When a stop is made this weekend, Shute said officers will administer an array of moderately physical exercises designed to determine a subject’s impairment. When a deputy stops a driver with probable cause of driving under the influence, and is unsure, he can call for a DUI enforcement officer who will administer a field sobriety test for them, in addition to recording it on video as evidence. When it is determined that a subject is impaired, he or she will be taken to the Orient Road Jail to be processed. Drivers might have other impairments related to prescription, over-the-counter or illicit drugs.

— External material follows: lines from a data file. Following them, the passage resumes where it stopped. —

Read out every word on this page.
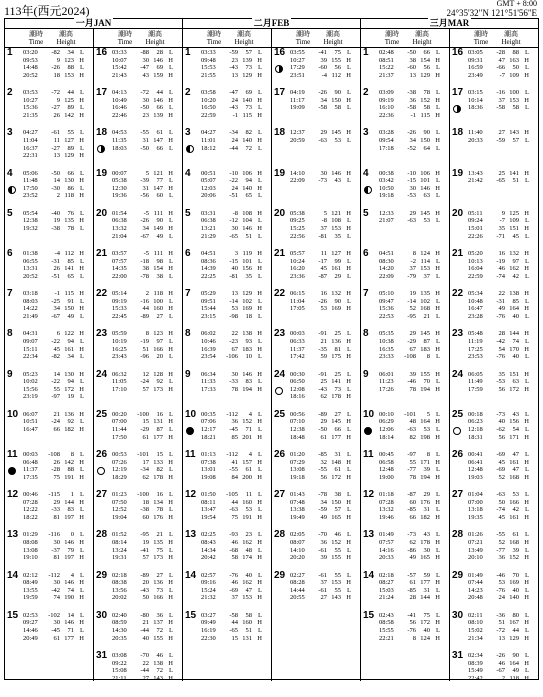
113年(西元2024)
GMT + 8:00
24°35'32"N 121°51'56"E
一月JAN
潮時
Time
潮高
Height
1 03:20 -82 34 L
09:53	9 123 H
14:48 -26 88 L
20:52 18 153 H
2 03:53 -72 44 L
10:27	9 125 H
15:36 -27 89 L
21:35 26 142 H
3 04:27 -61 55 L
11:04 11 127 H
16:37 -27 89 L
22:31 13 129 H
4 05:06 -50 66 L
11:48 14 130 H
17:50 -30 86 L
23:52	2 118 H
5 05:54 -40 76 L
12:38 19 135 H
19:32 -38 78 L
6 01:38	-4 112 H
06:55 -31 85 L
13:31 26 141 H
20:52 -51 65 L
7 03:18	-1 115 H
08:03 -25 91 L
14:22 34 150 H
21:49 -67 49 L
8 04:31	6 122 H
09:07 -22 94 L
15:11 45 161 H
22:34 -82 34 L
9 05:23 14 130 H
10:02 -22 94 L
15:56 55 172 H
23:19 -97 19 L
10 06:07 21 136 H
10:51 -24 92 L
16:47 66 182 H
11 00:03 -108 8 L
06:48 26 142 H
11:37 -28 88 L
17:35 75 191 H
12 00:46 -115 1 L
07:28 29 144 H
12:22 -33 83 L
18:22 81 197 H
13 01:29 -116 0 L
08:08 30 146 H
13:08 -37 79 L
19:10 81 197 H
14 02:12 -112 4 L
08:49 30 146 H
13:55 -42 74 L
19:59 74 190 H
15 02:53 -102 14 L
09:27 30 146 H
14:46 -45 71 L
20:49 61 177 H
潮時
Time
潮高
Height
16 03:33 -88 28 L
10:07 30 146 H
15:42 -47 69 L
21:43 43 159 H
17 04:13 -72 44 L
10:49 30 146 H
16:46 -50 66 L
22:46 23 139 H
18 04:53 -55 61 L
11:35 31 147 H
18:03 -50 66 L
19 00:07	5 121 H
05:38 -39 77 L
12:30 31 147 H
19:36 -56 60 L
20 01:54	-5 111 H
06:38 -26 90 L
13:32 34 149 H
21:04 -67 49 L
21 03:57	-5 111 H
07:57 -18 98 L
14:35 38 154 H
22:00 -78 38 L
22 05:14	2 118 H
09:19 -16 100 L
15:33 44 160 H
22:45 -89 27 L
23 05:59	8 123 H
10:19 -19 97 L
16:25 51 166 H
23:43 -96 20 L
24 06:32 12 128 H
11:05 -24 92 L
17:10 57 173 H
25 00:20 -100 16 L
07:00 15 131 H
11:44 -29 87 L
17:50 61 177 H
26 00:53 -101 15 L
07:26 17 133 H
12:19 -34 82 L
18:29 62 178 H
27 01:23 -100 16 L
07:50 18 134 H
12:52 -38 78 L
19:04 60 176 H
28 01:52 -95 21 L
08:14 19 135 H
13:24 -41 75 L
19:31 57 173 H
29 02:18 -89 27 L
08:38 20 136 H
13:56 -43 73 L
20:02 50 166 H
30 02:40 -80 36 L
08:59 21 137 H
14:30 -44 72 L
20:35 40 155 H
31 03:08 -70 46 L
09:22 22 138 H
15:08 -44 72 L
21:11 27 143 H
二月FEB
潮時
Time
潮高
Height
1 03:33 -59 57 L
09:48 23 139 H
15:53 -43 73 L
21:55 13 129 H
2 03:58 -47 69 L
10:20 24 140 H
16:50 -43 73 L
22:59	-1 115 H
3 04:27 -34 82 L
11:01 24 140 H
18:12 -44 72 L
4 00:51 -10 106 H
05:07 -22 94 L
12:03 24 140 H
20:06 -51 65 L
5 03:31	-8 108 H
06:38 -12 104 L
13:21 30 146 H
21:29 -65 51 L
6 04:51	3 119 H
08:36 -15 101 L
14:39 40 156 H
22:25 -81 35 L
7 05:29 13 129 H
09:51 -14 102 L
15:44 53 169 H
23:15 -98 18 L
8 06:02 22 138 H
10:46 -23 93 L
16:39 67 183 H
23:54 -106 10 L
9 06:34 30 146 H
11:33 -33 83 L
17:33 78 194 H
10 00:35 -112 4 L
07:06 36 152 H
12:17 -45 71 L
18:21 85 201 H
11 01:13 -112 4 L
07:38 41 157 H
13:01 -55 61 L
19:08 84 200 H
12 01:50 -105 11 L
08:11 44 160 H
13:47 -63 53 L
19:54 75 191 H
13 02:25 -93 23 L
08:43 46 162 H
14:34 -68 48 L
20:42 58 174 H
14 02:57 -76 40 L
09:16 46 162 H
15:24 -69 47 L
21:32 37 153 H
15 03:27 -58 58 L
09:49 44 160 H
16:19 -65 51 L
22:30 15 131 H
潮時
Time
潮高
Height
16 03:55 -41 75 L
10:27 39 155 H
17:29 -60 56 L
23:51	-4 112 H
17 04:19 -26 90 L
11:17 34 150 H
19:09 -58 58 L
18 12:37 29 145 H
20:59 -63 53 L
19 14:10 30 146 H
22:09 -73 43 L
20 05:38	5 121 H
09:25	-8 108 L
15:25 37 153 H
22:56 -81 35 L
21 05:57 11 127 H
10:24 -17 99 L
16:20 45 161 H
23:36 -87 29 L
22 06:15 16 132 H
11:04 -26 90 L
17:05 53 169 H
23 00:03 -91 25 L
06:33 21 136 H
11:37 -35 81 L
17:42 59 175 H
24 00:30 -91 25 L
06:50 25 141 H
12:08 -43 73 L
18:16 62 178 H
25 00:56 -89 27 L
07:10 29 145 H
12:38 -50 66 L
18:48 61 177 H
26 01:20 -85 31 L
07:29 32 148 H
13:08 -55 61 L
19:18 56 172 H
27 01:43 -78 38 L
07:48 34 150 H
13:38 -59 57 L
19:49 49 165 H
28 02:05 -70 46 L
08:07 36 152 H
14:10 -61 55 L
20:20 39 155 H
29 02:27 -61 55 L
08:28 37 153 H
14:44 -61 55 L
20:55 27 143 H
三月MAR
潮時
Time
潮高
Height
1 02:48 -50 66 L
08:51 38 154 H
15:22 -60 56 L
21:37 13 129 H
2 03:09 -38 78 L
09:19 36 152 H
16:10 -58 58 L
22:36	-1 115 H
3 03:28 -26 90 L
09:54 34 150 H
17:18 -52 64 L
4 00:38 -10 106 H
03:42 -15 101 L
10:50 30 146 H
19:18 -53 63 L
5 12:33 29 145 H
21:07 -63 53 L
6 04:51	8 124 H
08:30	-2 114 L
14:20 37 153 H
22:09 -79 37 L
7 05:10 19 135 H
09:47 -14 102 L
15:36 52 168 H
22:53 -95 21 L
8 05:35 29 145 H
10:38 -29 87 L
16:35 67 183 H
23:33 -108 8 L
9 06:01 39 155 H
11:23 -46 70 L
17:26 78 194 H
10 00:10 -101 5 L
06:29 48 164 H
12:06 -63 53 L
18:14 82 198 H
11 00:45 -97 8 L
06:58 55 171 H
12:48 -77 39 L
19:00 78 194 H
12 01:18 -87 29 L
07:28 60 176 H
13:32 -85 31 L
19:46 66 182 H
13 01:49 -73 43 L
07:57 62 178 H
14:16 -86 30 L
20:33 49 165 H
14 02:18 -57 59 L
08:27 61 177 H
15:03 -85 31 L
21:24 28 144 H
15 02:43 -41 75 L
08:58 56 172 H
15:55 -76 40 L
22:21	8 124 H
潮時
Time
潮高
Height
16 03:05 -28 88 L
09:31 47 163 H
16:59 -66 50 L
23:49	-7 109 H
17 03:15 -16 100 L
10:14 37 153 H
18:36 -58 58 L
18 11:40 27 143 H
20:33 -59 57 L
19 13:43 25 141 H
21:42 -65 51 L
20 05:11	9 125 H
09:24	-7 109 L
15:01 35 151 H
22:26 -71 45 L
21 05:20 16 132 H
10:13 -19 97 L
16:04 46 162 H
22:59 -74 42 L
22 05:34 22 138 H
10:48 -31 85 L
16:47 49 164 H
23:28 -76 40 L
23 05:48 28 144 H
11:19 -42 74 L
17:25 54 170 H
23:53 -76 40 L
24 06:05 35 151 H
11:49 -53 63 L
17:59 56 172 H
25 00:18 -73 43 L
06:23 40 156 H
12:18 -62 54 L
18:31 56 171 H
26 00:41 -69 47 L
06:41 45 161 H
12:48 -69 47 L
19:03 52 168 H
27 01:04 -63 53 L
07:00 50 166 H
13:18 -74 42 L
19:35 45 161 H
28 01:26 -55 61 L
07:21 52 168 H
13:49 -77 39 L
20:10 36 152 H
29 01:49 -46 70 L
07:44 53 169 H
14:23 -76 40 L
20:48 24 140 H
30 02:11 -36 80 L
08:10 51 167 H
15:02 -72 44 L
21:34 13 129 H
31 02:34 -26 90 L
08:39 46 164 H
15:49 -67 49 L
22:42	2 118 H
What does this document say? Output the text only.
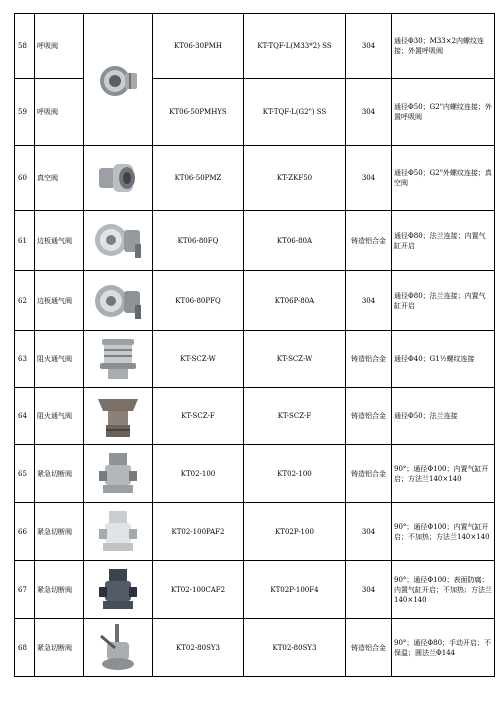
58	呼吸阀		KT06-30PMH	KT-TQF-L(M33*2) SS	304	通径Φ30；M33×2内螺纹连接；外置呼吸阀
59	呼吸阀		KT06-50PMHYS	KT-TQF-L(G2") SS	304	通径Φ50；G2"内螺纹连接；外置呼吸阀
60	真空阀		KT06-50PMZ	KT-ZKF50	304	通径Φ50；G2"外螺纹连接；真空阀
61	边板通气阀		KT06-80FQ	KT06-80A	铸造铝合金	通径Φ80；法兰连接；内置气缸开启
62	边板通气阀		KT06-80PFQ	KT06P-80A	304	通径Φ80；法兰连接；内置气缸开启
63	阻火通气阀		KT-SCZ-W	KT-SCZ-W	铸造铝合金	通径Φ40；G1½螺纹连接
64	阻火通气阀		KT-SCZ-F	KT-SCZ-F	铸造铝合金	通径Φ50；法兰连接
65	紧急切断阀		KT02-100	KT02-100	铸造铝合金	90°；通径Φ100；内置气缸开启；方法兰140×140
66	紧急切断阀		KT02-100PAF2	KT02P-100	304	90°；通径Φ100；内置气缸开启；不加热；方法兰140×140
67	紧急切断阀		KT02-100CAF2	KT02P-100F4	304	90°；通径Φ100；表面防腐；内置气缸开启；不加热；方法兰140×140
68	紧急切断阀		KT02-80SY3	KT02-80SY3	铸造铝合金	90°；通径Φ80；手动开启；不保温；圆法兰Φ144
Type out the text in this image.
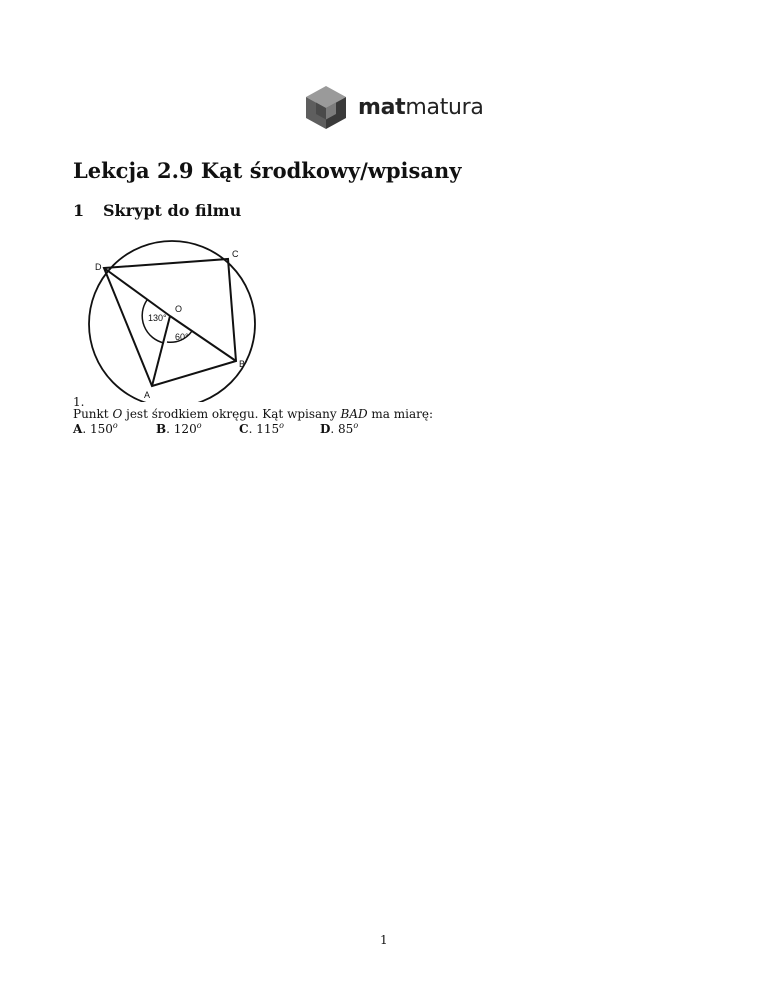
matmatura
Lekcja 2.9 Kąt środkowy/wpisany
1 Skrypt do filmu
D
C
O
B
A
130°
60°
1.
Punkt O jest środkiem okręgu. Kąt wpisany BAD ma miarę:
A. 150$^o$	B. 120$^o$	C. 115$^o$	D. 85$^o$
1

At the jail, the subject is asked to take the blood-alcohol content test. If they refuse, their license will be administratively suspended for one year in addition to the DUI charge. The main purpose of the test is to establish that a person was driving with a blood-alcohol content over the legal limit of .08, Shute said.

Shute added that the test is administered in the field only when an officer suspects a driver under the age of 21 of having alcohol in their blood. The legal blood-alcohol content limit for minors is .02. When a driver under 21 exceeds the limit, their license is suspended immediately for six months, but they are not arrested.

All of these policies will be in effect this weekend. Deputies will be out on high alert and ready to make arrests.

“Arrests may go up, but there is no shortage of impaired drivers,” Shute said.